When I was in France, some of my classmates were obsessed with Sherlock, and so I watched the fourth series in order to speak with them about it. Talk about a let-down. Mary Watson is a secret agent, and then she’s dead, but she’s actually not, because characters don’t die in Moffat-land. Moriarty’s back, but not really, and then we keep getting new villains who are somehow even smarter and more manipulative than the last. It culminates in the surprise reveal that Holmes has a secret sister, this genius who can essentially control people just by speaking to them. What battle of wits defeats someone so incredible?
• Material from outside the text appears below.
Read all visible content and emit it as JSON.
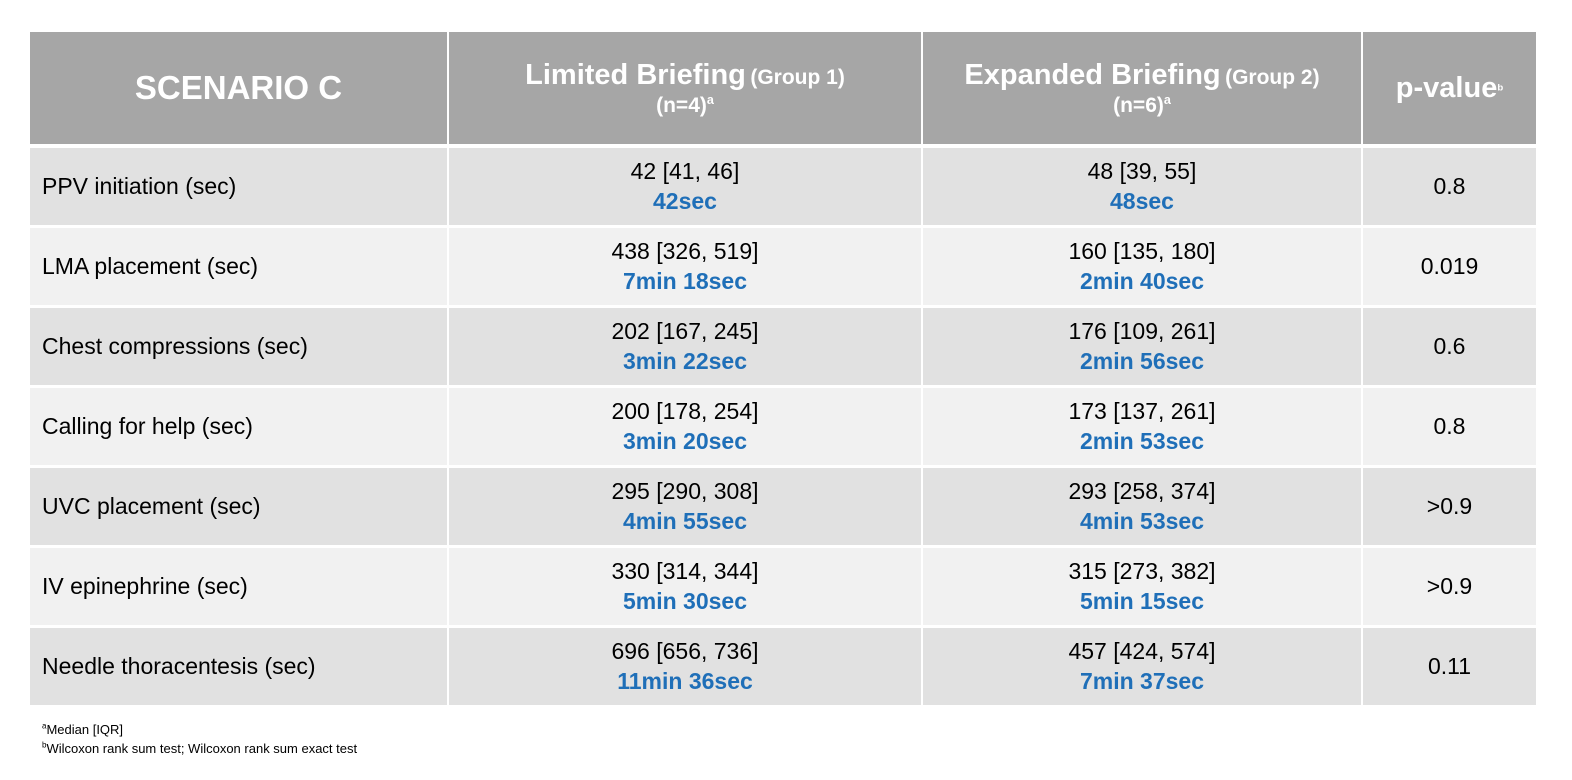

We’ll never know – turns out she just needed a hug.

There’s a sense as the show progresses that the writers were falling more in love with themselves – each series is smugger, more self-congratulatory than the last, to the extent that it insults the intelligence of the viewers. It’s acting clever without being clever, and that’s the worst kind of viewing experience. Poor writing and a dreadful lead combine to produce a show that I think is frequently borderline unwatchable. I know I’m in the minority here, but I just don’t get the love for Sherlock.